This article mainly introduces the use of zlib module in Python for data compression tutorial, is the basic knowledge of Python introductory learning, need friends can refer to the
In the Python standard module, there are several modules for data compression and decompression, such as Zipfile,gzip, bz2, and so on. Last introduced the ZipFile module, today to talk about the Zlib module.
Zlib.compress (string[, Level])
Zlib.decompress (string[, wbits[, BufSize])
Zlib.compress is used to compress stream data. The parameter string specifies the data stream to compress, and the parameter level specifies the levels of compression, which range from 1 to 9. Compression speed and compression rate is inversely proportional, 1 means the fastest compression, and the lowest compression rate, while 9 indicates the slowest compression speed but the highest compression rate. Zlib.decompress is used to extract data. The parameter string specifies the data that needs to be extracted, and wbits and bufsize are used to set the system buffer size (window buffer) and output buffer size, respectively. Here's an example to illustrate how to use both methods:
?
19#coding=gbk
Import Zlib, Urllib
fp = Urllib.urlopen (' http://localhost/default.html ')
str = Fp.read ()
Fp.close ()
#----Compress the data stream.
STR1 = zlib.compress (str, zlib. Z_best_compression)
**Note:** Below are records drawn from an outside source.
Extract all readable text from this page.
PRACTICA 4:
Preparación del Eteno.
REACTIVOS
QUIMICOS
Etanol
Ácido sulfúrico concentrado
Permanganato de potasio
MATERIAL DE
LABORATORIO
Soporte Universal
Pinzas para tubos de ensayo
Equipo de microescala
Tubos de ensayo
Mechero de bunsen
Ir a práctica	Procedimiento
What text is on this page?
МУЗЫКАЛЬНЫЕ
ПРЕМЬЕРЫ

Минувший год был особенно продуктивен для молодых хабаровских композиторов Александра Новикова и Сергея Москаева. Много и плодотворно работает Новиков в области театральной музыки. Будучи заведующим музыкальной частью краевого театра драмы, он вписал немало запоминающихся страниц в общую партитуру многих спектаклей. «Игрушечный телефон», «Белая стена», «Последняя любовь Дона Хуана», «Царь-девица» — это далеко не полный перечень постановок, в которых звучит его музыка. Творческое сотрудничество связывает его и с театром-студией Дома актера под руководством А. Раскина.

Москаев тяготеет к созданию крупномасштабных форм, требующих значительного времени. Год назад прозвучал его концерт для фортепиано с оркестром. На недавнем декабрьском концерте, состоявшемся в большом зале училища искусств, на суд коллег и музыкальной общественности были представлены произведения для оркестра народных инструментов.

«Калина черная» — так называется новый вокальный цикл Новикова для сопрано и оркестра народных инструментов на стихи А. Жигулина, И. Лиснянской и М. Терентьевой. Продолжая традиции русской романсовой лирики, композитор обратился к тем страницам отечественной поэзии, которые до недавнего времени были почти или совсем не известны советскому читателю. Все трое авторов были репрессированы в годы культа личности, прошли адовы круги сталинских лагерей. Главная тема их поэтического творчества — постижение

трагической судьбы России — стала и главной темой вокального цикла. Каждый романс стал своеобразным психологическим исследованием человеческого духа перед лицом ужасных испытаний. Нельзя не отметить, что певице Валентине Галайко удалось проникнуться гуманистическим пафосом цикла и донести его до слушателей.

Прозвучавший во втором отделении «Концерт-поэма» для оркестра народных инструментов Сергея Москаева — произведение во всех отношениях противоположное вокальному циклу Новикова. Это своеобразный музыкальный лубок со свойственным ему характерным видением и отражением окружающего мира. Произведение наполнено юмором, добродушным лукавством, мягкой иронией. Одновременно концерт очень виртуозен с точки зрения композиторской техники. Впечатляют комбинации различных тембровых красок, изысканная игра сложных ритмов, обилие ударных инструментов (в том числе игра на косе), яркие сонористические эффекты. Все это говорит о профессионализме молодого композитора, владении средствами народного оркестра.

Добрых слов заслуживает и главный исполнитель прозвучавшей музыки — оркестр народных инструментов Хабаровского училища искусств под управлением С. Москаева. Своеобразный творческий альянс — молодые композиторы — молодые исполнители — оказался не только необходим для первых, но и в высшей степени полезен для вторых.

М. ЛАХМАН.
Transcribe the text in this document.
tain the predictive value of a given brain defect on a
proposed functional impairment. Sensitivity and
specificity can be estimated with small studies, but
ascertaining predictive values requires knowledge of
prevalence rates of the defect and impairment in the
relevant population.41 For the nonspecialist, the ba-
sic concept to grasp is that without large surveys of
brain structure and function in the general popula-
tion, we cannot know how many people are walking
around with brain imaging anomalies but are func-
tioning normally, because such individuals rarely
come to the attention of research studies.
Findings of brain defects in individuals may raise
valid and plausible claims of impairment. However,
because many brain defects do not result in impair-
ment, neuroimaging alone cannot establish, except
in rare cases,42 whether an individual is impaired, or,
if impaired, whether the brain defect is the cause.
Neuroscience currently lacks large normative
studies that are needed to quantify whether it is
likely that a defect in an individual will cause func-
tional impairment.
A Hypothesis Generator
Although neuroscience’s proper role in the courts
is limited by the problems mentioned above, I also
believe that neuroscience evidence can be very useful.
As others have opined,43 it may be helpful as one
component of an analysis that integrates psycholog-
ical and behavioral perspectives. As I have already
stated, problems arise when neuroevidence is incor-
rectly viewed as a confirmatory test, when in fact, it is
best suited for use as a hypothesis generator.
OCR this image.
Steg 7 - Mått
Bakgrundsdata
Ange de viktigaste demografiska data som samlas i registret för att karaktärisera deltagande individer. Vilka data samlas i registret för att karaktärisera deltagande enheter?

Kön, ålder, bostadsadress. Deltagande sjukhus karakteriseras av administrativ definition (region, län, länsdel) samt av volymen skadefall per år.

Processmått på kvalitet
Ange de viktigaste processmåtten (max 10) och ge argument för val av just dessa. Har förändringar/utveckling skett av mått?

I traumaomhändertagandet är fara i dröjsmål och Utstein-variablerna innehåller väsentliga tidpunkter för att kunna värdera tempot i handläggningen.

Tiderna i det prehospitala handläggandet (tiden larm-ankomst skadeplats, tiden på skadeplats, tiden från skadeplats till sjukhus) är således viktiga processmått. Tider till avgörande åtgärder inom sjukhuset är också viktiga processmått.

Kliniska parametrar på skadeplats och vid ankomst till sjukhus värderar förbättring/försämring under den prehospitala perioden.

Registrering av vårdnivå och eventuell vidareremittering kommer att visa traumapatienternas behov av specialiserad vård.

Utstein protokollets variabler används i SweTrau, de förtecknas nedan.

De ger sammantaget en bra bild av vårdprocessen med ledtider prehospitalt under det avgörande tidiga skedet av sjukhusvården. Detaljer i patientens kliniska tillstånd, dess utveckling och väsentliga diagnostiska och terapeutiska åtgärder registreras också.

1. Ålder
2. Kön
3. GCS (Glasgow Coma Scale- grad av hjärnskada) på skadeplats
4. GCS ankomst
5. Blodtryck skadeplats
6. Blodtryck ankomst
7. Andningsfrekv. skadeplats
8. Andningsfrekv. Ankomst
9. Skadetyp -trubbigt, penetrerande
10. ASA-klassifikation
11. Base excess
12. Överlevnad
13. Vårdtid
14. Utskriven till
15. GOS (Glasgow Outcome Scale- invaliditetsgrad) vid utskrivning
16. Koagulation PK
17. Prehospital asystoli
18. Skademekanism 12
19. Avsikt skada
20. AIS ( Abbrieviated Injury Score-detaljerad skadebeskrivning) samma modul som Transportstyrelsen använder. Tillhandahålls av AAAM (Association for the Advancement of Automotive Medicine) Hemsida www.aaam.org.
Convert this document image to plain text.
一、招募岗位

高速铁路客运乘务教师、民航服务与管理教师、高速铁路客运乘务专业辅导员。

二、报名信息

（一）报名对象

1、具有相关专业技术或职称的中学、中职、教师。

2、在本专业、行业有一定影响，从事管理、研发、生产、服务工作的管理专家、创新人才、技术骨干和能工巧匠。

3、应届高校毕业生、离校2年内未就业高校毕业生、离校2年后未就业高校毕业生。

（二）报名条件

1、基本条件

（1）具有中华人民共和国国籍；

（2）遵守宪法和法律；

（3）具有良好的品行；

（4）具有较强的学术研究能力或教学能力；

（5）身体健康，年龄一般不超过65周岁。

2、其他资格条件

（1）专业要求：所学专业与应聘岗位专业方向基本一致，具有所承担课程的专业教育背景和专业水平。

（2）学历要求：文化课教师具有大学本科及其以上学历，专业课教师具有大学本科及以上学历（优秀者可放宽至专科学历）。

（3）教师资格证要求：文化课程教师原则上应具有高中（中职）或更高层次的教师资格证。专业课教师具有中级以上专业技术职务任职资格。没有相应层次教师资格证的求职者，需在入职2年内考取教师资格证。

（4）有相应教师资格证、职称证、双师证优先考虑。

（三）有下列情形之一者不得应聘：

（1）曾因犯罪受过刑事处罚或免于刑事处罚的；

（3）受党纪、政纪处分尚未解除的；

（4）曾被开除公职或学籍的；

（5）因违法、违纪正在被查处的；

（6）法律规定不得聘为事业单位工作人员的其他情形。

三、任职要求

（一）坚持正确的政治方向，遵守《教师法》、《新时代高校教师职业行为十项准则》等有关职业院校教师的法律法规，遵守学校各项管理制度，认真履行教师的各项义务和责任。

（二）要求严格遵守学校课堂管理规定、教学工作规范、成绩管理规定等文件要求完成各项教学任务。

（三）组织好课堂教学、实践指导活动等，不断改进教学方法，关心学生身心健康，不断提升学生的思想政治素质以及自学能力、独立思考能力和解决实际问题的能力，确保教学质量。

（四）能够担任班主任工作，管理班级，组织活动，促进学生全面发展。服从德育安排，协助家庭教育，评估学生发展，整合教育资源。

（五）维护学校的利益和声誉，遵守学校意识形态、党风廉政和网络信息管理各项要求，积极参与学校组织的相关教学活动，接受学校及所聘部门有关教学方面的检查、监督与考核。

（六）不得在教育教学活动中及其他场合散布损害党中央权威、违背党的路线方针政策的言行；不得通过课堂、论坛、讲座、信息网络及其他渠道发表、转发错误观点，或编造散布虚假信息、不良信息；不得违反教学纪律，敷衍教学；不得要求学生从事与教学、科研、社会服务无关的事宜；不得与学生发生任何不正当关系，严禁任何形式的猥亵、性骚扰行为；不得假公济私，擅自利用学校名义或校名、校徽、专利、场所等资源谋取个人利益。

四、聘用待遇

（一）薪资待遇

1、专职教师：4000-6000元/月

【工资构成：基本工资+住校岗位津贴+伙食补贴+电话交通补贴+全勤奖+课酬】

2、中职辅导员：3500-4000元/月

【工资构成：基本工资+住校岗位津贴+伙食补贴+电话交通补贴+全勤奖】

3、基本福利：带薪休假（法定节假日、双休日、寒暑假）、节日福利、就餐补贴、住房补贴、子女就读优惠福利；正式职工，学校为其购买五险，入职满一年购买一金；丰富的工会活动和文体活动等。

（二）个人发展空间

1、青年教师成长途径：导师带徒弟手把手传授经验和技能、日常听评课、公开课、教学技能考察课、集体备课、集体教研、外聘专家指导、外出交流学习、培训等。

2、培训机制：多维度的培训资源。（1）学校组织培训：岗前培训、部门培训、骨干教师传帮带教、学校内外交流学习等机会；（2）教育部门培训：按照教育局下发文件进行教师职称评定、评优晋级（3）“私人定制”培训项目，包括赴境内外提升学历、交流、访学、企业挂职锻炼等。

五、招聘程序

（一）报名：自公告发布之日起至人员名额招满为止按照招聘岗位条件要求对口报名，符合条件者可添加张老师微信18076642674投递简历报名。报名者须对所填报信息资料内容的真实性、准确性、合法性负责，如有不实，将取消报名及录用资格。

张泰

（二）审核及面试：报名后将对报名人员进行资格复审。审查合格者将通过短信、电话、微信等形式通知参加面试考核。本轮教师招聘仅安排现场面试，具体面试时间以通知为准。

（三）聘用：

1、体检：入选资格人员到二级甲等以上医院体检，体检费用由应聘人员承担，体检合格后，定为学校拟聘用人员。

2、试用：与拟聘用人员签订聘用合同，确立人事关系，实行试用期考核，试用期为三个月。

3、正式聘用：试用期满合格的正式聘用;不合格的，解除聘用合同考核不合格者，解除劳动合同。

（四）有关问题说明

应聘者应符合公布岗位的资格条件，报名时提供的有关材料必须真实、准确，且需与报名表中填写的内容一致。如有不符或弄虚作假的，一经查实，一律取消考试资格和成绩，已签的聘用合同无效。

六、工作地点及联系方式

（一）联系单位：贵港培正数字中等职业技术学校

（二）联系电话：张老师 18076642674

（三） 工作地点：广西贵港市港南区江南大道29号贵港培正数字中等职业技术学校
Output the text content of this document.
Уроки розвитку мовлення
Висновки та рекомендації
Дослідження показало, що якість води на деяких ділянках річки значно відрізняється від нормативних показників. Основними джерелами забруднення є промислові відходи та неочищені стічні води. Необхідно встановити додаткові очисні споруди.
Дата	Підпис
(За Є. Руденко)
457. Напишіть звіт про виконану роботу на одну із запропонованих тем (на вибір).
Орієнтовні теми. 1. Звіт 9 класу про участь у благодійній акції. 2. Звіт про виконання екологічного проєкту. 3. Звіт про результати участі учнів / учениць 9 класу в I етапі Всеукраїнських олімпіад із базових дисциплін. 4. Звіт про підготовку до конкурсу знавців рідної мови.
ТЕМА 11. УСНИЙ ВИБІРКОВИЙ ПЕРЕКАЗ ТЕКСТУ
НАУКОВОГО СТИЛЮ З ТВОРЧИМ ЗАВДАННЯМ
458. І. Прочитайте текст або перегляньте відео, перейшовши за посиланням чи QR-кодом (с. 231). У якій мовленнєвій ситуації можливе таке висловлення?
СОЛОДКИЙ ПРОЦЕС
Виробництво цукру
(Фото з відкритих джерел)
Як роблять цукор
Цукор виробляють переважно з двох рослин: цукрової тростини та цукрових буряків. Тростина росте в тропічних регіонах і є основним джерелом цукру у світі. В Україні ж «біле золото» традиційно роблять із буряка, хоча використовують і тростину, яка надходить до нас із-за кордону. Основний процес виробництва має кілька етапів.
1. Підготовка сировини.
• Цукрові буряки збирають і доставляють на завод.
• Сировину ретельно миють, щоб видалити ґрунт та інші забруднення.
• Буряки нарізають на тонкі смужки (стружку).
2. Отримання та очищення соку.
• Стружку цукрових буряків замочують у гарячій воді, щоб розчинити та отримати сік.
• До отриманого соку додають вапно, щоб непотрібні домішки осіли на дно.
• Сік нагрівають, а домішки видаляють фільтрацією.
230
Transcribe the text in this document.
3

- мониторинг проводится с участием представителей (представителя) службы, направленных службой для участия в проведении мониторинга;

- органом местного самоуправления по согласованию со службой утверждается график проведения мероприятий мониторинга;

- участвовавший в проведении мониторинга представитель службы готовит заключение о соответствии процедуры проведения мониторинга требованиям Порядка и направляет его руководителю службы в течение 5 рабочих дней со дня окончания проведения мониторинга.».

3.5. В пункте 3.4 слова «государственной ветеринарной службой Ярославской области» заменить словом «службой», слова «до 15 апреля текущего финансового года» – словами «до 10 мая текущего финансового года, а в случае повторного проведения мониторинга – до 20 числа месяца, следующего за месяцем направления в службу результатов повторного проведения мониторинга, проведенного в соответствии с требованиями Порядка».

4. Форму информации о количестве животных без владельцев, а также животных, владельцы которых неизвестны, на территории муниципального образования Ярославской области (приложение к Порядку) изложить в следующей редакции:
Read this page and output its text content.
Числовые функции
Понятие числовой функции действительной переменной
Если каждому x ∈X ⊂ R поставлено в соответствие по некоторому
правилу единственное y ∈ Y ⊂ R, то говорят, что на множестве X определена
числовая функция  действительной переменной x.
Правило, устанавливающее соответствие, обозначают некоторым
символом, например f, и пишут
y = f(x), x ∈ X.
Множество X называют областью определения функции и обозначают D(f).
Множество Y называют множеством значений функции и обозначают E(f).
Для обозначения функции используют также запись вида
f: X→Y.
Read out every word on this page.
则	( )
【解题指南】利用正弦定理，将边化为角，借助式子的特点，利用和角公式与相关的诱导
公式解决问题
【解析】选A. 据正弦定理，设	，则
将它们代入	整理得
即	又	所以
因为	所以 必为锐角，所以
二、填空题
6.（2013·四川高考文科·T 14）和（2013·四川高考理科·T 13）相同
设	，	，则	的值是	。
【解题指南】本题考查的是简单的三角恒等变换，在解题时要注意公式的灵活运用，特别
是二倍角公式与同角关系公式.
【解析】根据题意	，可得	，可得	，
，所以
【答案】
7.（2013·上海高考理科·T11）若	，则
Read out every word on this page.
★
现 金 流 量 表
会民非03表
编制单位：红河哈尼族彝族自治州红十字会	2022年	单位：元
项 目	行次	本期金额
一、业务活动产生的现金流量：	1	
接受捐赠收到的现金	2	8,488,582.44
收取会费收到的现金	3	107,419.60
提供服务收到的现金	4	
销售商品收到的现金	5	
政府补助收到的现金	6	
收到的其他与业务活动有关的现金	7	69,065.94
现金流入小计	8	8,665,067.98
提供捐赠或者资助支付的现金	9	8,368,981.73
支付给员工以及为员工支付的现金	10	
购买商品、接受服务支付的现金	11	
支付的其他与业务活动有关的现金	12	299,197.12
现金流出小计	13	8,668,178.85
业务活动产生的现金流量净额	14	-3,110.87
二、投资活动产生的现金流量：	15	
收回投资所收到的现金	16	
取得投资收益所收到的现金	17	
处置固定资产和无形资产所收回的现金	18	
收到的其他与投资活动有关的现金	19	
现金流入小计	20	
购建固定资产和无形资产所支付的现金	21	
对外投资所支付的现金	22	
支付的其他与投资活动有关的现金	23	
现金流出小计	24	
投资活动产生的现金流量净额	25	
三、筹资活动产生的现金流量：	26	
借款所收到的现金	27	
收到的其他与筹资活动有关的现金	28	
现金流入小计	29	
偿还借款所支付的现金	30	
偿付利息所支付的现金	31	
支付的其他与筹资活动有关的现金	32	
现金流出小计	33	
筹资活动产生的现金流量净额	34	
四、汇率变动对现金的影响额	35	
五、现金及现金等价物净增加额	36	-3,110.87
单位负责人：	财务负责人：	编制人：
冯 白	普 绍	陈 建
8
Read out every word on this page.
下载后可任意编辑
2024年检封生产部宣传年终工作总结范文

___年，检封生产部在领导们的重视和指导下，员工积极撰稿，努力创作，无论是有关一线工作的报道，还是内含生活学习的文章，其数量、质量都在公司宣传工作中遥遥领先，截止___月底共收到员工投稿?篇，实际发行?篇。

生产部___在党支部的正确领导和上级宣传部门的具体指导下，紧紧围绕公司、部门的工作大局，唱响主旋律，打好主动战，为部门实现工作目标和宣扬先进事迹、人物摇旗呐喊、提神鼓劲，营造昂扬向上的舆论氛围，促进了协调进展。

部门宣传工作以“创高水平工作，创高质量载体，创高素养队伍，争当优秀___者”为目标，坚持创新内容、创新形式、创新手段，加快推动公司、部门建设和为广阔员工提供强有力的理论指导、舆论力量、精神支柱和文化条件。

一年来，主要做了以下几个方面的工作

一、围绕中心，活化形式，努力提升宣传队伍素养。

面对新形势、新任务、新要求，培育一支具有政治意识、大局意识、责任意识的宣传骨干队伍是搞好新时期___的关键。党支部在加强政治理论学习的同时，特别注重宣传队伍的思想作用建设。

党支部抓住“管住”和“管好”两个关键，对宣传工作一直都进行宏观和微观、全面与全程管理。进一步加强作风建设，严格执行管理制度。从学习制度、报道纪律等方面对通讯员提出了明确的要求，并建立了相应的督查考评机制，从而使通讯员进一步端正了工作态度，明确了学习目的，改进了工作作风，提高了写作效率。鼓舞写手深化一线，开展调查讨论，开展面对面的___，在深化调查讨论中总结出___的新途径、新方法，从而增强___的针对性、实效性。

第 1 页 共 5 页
str2 = zlib.decompress (str1)
Print Len (str)
Print Len (str1)
Print Len (str2)
#----Results
#5783
#1531
#5783
We can also use the Compress/decompress object to compress/decompress the data. Zlib.compressobj ([level]) and zlib.decompress (string[, wbits[, bufsize]) create compress/decompress indented objects respectively. The use of compression and decompression of data through objects is very similar to the zlib.compress,zlib.decompress described above. However, there is a difference between the two data compression, which is mainly reflected in the operation of a large number of data. If you want to compress a very large data file now (hundreds m), if you use zlib.compress to compress, you must first read the data in the file into memory, and then compress the data. This is bound to battle with too much memory. If you use objects to compress, then there is no need to read all the data of the file at once, you can read a part of the data into the memory to compress, after the compression to write the file, and then read the other parts of the data compression, so the cycle repeats, only to compress the entire file. Here's an example to illustrate the difference between:
?
66#coding=gbk
Import Zlib, Urllib
fp = Urllib.urlopen (' http://localhost/default.html ')
# access to the URL.
data = Fp.read ()
Fp.close ()
#----Compressed data stream
STR1 = zlib.compress (data, zlib. Z_best_compression)
str2 = zlib.decompress (str1)
print ' raw data length: ', Len (data)
print '-' * 30
print ' zlib.compress after compression: ', Len (str1)
print ' zlib.decompress after decompression: ', Len (str2)
print '-' * 30
#----Use compress, decompress objects to compress/decompress data streams
Com_obj = Zlib.compressobj (zlib. Z_best_compression)
Decom_obj = Zlib.decompressobj ()
Str_obj = com_obj.compress (data)
Str_obj + + Com_obj.flush ()
print ' compress.compress after compression: ', Len (str_obj)
Str_obj1 = decom_obj.decompress (str_obj)
Str_obj1 + + Decom_obj.flush ()
print ' decompress.decompress after decompression: ', Len (str_obj1)
print '-' * 30
#----Use compress, decompress objects, block compression/decompression of data.
Com_obj1 = Zlib.compressobj (zlib. Z_best_compression)
Decom_obj1 = Zlib.decompressobj ()
Chunk_size = 30;
#原始数据分块
Str_chunks = [Data[i * chunk_size: (i + 1) * Chunk_size]/
For I in Range ((len (data) + chunk_size)/chunk_size)]
Str_obj2 = ' '
For chunk in Str_chunks:
Str_obj2 + + com_obj1.compress (chunk)
Str_obj2 + + Com_obj1.flush ()
print ' Block compressed after: ', Len (STR_OBJ2)
#压缩数据分块解压
Str_chunks = [Str_obj2[i * chunk_size: (i + 1) * Chunk_size]/
For I in Range ((Len (str_obj2) + chunk_size)/chunk_size)]
Str_obj2 = ' '
For chunk in Str_chunks:
Str_obj2 + + decom_obj1.decompress (chunk)
Str_obj2 + + Decom_obj1.flush ()
print ' chunking after decompression: ', Len (STR_OBJ2)
#----Results------------------------
Raw Data length: 5783
------------------------------
Zlib.compress after compression: 1531
Zlib.decompress after decompression: 5783
------------------------------
Compress.compress after compression: 1531
Decompress.decompress after decompression: 5783
------------------------------
After block compression: 1531
Split block after decompression: 5783
The
Python manual provides a more detailed and specific introduction to the Zlib module and can refer to the Python manual.